The company also invests heavily with other memory partners, such as Micron, on joint ventures in the flash business. Although in recent years, the memory business has suffered some, Intel continually shows strong investment in this sector.
Intel recently demonstrated systems running with its own SSD drives at Computex this year. What we witnessed was both speedy read and write performance, and quiet operation. The drives themselves were running relatively cool to the touch.

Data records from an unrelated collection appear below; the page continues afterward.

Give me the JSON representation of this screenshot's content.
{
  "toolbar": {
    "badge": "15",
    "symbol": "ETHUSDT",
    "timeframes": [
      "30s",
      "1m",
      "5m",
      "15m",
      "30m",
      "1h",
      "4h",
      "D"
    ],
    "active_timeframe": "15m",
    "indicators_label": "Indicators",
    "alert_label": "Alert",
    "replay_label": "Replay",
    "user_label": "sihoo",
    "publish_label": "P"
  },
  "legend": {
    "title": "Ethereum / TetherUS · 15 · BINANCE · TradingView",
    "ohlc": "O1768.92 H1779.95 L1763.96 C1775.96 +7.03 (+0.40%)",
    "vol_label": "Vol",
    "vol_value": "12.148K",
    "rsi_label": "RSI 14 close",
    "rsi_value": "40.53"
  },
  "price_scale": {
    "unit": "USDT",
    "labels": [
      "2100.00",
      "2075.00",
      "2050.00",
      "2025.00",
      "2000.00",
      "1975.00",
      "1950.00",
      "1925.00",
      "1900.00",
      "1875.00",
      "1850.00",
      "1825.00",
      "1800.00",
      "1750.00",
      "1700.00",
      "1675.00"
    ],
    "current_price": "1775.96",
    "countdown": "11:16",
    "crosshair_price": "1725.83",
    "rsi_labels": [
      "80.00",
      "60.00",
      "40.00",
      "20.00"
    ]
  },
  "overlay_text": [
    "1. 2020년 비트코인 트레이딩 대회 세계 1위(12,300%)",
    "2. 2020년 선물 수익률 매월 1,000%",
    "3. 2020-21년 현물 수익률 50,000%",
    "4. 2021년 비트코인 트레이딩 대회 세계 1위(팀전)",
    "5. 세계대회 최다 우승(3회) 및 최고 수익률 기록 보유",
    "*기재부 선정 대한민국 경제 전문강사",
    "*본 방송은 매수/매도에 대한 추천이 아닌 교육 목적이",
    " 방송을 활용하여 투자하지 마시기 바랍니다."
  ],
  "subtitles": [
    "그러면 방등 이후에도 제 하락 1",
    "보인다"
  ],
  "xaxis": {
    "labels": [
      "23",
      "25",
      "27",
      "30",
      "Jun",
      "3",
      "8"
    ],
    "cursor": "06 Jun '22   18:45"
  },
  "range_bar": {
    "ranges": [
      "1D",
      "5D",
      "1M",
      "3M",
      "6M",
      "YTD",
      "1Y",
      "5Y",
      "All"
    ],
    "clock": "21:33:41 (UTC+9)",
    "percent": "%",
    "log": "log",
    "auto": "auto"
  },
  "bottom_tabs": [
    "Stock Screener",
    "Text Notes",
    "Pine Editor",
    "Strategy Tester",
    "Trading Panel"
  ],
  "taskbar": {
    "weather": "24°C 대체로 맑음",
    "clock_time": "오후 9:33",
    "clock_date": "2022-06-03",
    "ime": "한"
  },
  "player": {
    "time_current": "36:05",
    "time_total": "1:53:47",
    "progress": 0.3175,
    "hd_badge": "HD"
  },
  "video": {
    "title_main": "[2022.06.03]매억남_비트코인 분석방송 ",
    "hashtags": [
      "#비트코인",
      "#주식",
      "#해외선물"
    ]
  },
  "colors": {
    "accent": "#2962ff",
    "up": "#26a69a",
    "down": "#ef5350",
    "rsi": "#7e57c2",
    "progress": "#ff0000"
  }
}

In terms of competition, Intel has a number of very competitive companies it’s up against. Seagate, Samsung and several other companies are vying for the SSD market. Samsung for example recently announced SATA 2 SSD drives that delivery very fast performance. According to Samsung, its new drives deliver a read speed of 200MB/sec. and 160MB/sec. write speeds — far ahead of the competition. While Intel has not shared with us yet details about the performance of its new SSD drives, Intel did indicate that due to high quality controllers and optimizations, customers can expect competitive performance. Competitive is a relative term at this point until we’re able to confirm numbers.

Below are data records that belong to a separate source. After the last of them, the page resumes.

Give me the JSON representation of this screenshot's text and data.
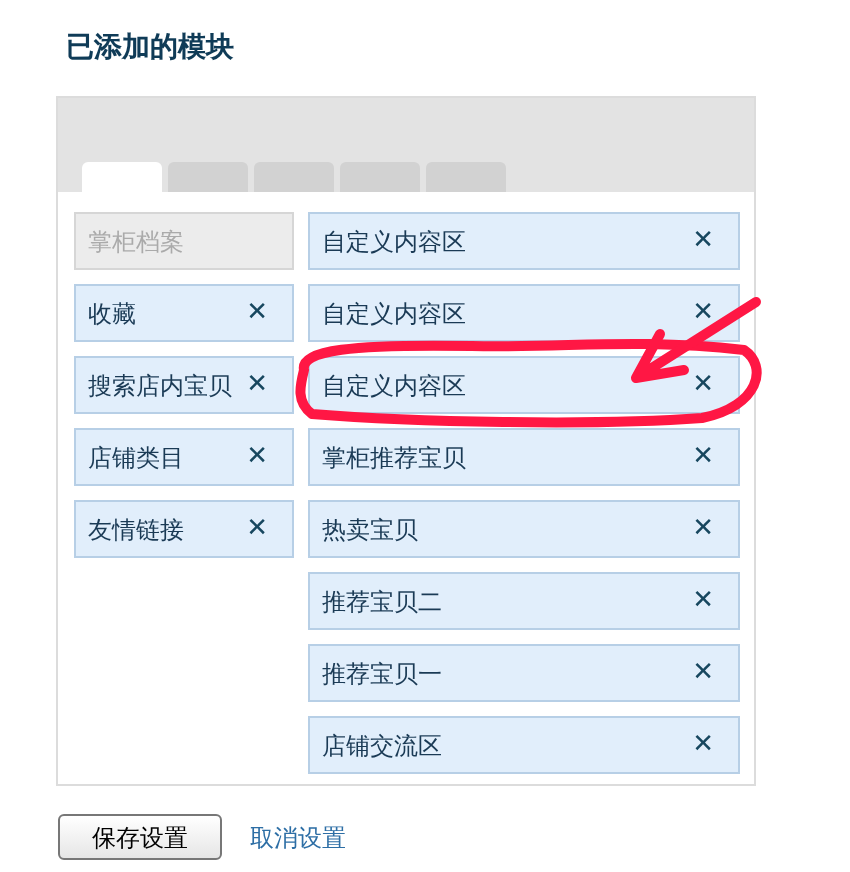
{
  "title": "已添加的模块",
  "tabs": [
    {
      "selected": true
    },
    {
      "selected": false
    },
    {
      "selected": false
    },
    {
      "selected": false
    },
    {
      "selected": false
    }
  ],
  "left_modules": [
    {
      "label": "掌柜档案",
      "removable": false
    },
    {
      "label": "收藏",
      "removable": true,
      "remove": "✕"
    },
    {
      "label": "搜索店内宝贝",
      "removable": true,
      "remove": "✕"
    },
    {
      "label": "店铺类目",
      "removable": true,
      "remove": "✕"
    },
    {
      "label": "友情链接",
      "removable": true,
      "remove": "✕"
    }
  ],
  "right_modules": [
    {
      "label": "自定义内容区",
      "remove": "✕",
      "highlighted": false
    },
    {
      "label": "自定义内容区",
      "remove": "✕",
      "highlighted": false
    },
    {
      "label": "自定义内容区",
      "remove": "✕",
      "highlighted": true
    },
    {
      "label": "掌柜推荐宝贝",
      "remove": "✕",
      "highlighted": false
    },
    {
      "label": "热卖宝贝",
      "remove": "✕",
      "highlighted": false
    },
    {
      "label": "推荐宝贝二",
      "remove": "✕",
      "highlighted": false
    },
    {
      "label": "推荐宝贝一",
      "remove": "✕",
      "highlighted": false
    },
    {
      "label": "店铺交流区",
      "remove": "✕",
      "highlighted": false
    }
  ],
  "save_button": "保存设置",
  "cancel_link": "取消设置"
}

Intel is set to introduce drives with capacities of 160GB and 200GB. Samsung’s SATA 2 SSD drive will ship at 256GB with other offerings on the side.

it's going to take at least 6-12 months until new drives comes out and prices come down
Once solid state storage becomes popular, I can 100% guarantee that virii, trojans and other malware will be able to infect your PC, while it is otherwise OFF.
If you don't hear disk access, or see the blinking light, how would you know if your data is being accessed, or if it isn't?
http://www.fusionio.com/PDFs/FusionDataSheet.pdf
And their just a startup, not a multi-billion dollar corporation with almost 40 years in the market.
I think the next 5 years is going to really reshape computing a lot more than the last 10. CPU parallelism, optical interconnects, ray tracing, and finally solid state storage is going to have more effect that people realize. Mix that in with all the advances in the biotech industry, and it's going to be an interesting time to be a carbon based meatsack.
PS: Thats not the only thing stopping people from taking control over your computer. SSDs are no different than conventional disks in this manner, the system is either on or off. You cant start up a system with the processor powered down, no matter what the hard drive is based on. A more realistic threat, is flash memory on the motherboard and processes having access to CPU ring -1, so that even virus software wont know the virus is running your whole system as a VM. It's time to trash your motherboard then, because you could never really know if your own Hypervisor was really at -1 or if something else was just emulating it.